7. Il résulte de l'instruction que M. B... a saisi le tribunal administratif de Bordeaux de conclusions tendant à la condamnation de la commune de Bruges à lui verser, personnellement, la somme de 30 582,67 euros TTC au titre du paiement de la note d'honoraires n°10 portant sur des missions accomplies dans le cadre de l'exécution du marché en litige, la somme de 40 000 euros au titre du manque à gagner subi du fait de l'irrégularité de la décision de résiliation du marché et la somme de 191 500 euros HT au titre des prestations supplémentaires qu'il a dû accomplir pour l'exécution du marché.
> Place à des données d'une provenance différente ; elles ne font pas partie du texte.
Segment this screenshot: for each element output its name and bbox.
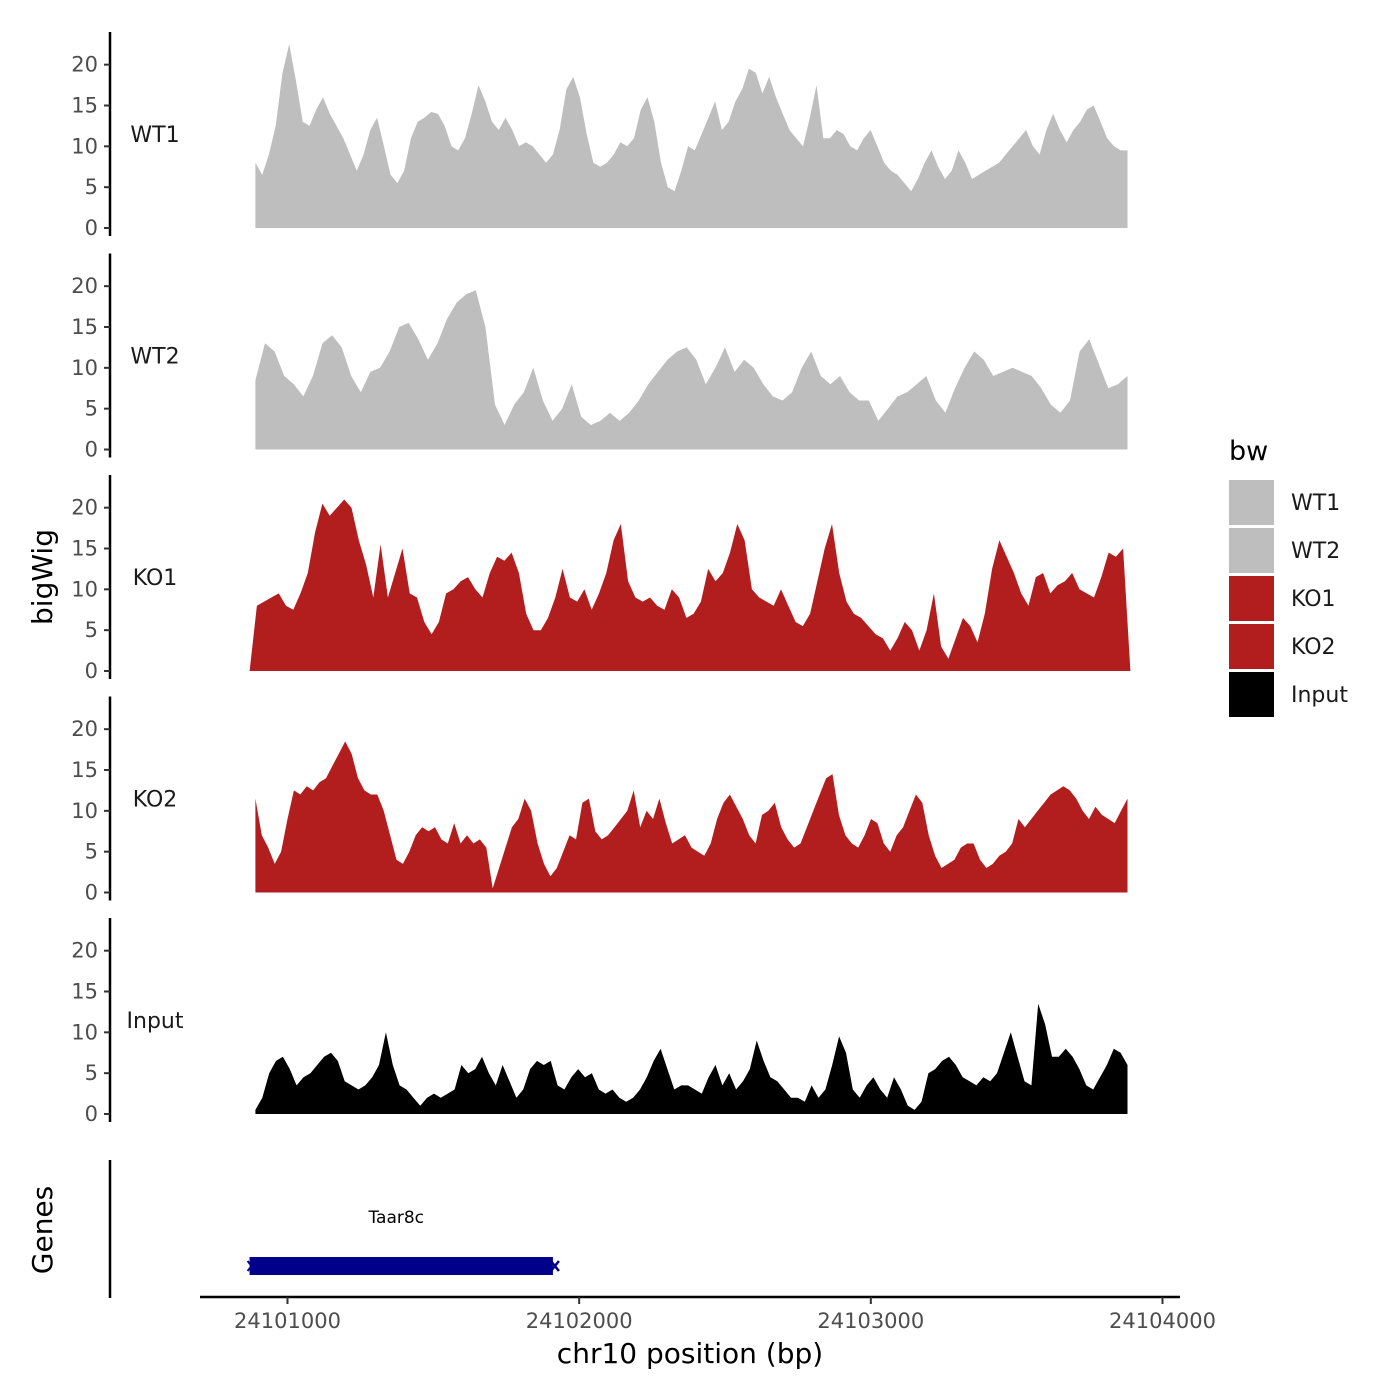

Si M. B... demande en appel le paiement des mêmes sommes au titre du règlement de la note d'honoraires n° 10 et de l'indemnisation de son manque à gagner, il porte à 341 480 euros la somme réclamée au titre des travaux supplémentaires réalisés. Cette somme intègre, d'une part, la somme de 191 500 euros demandée en premier ressort, à laquelle il convient d'intégrer la somme de 10 200 euros allouées par les premiers juges au titre des prestations supplémentaires générées par la suppression de la cellule de synthèse et, d'autre part, une somme de 164 680 euros correspondant aux diligences relatives à l'élaboration du DCE2. Or, il ne résulte pas de l'instruction que cette augmentation des prétentions de M. B... procéderait d'une aggravation des préjudices invoqués postérieurement au jugement attaqué ou qu'il ne pouvait avoir connaissance de l'existence de ces prestations supplémentaires et de leur étendues qu'après consultation du rapport d'expertise relatif, notamment, aux origines des retards rencontrés dans l'exécution du marché concerné diligenté dans le cadre d'une autre instance. Par suite, les prétentions de M. B... en appel ne sont recevables que dans la limite du montant total de l'indemnité chiffrée en première instance.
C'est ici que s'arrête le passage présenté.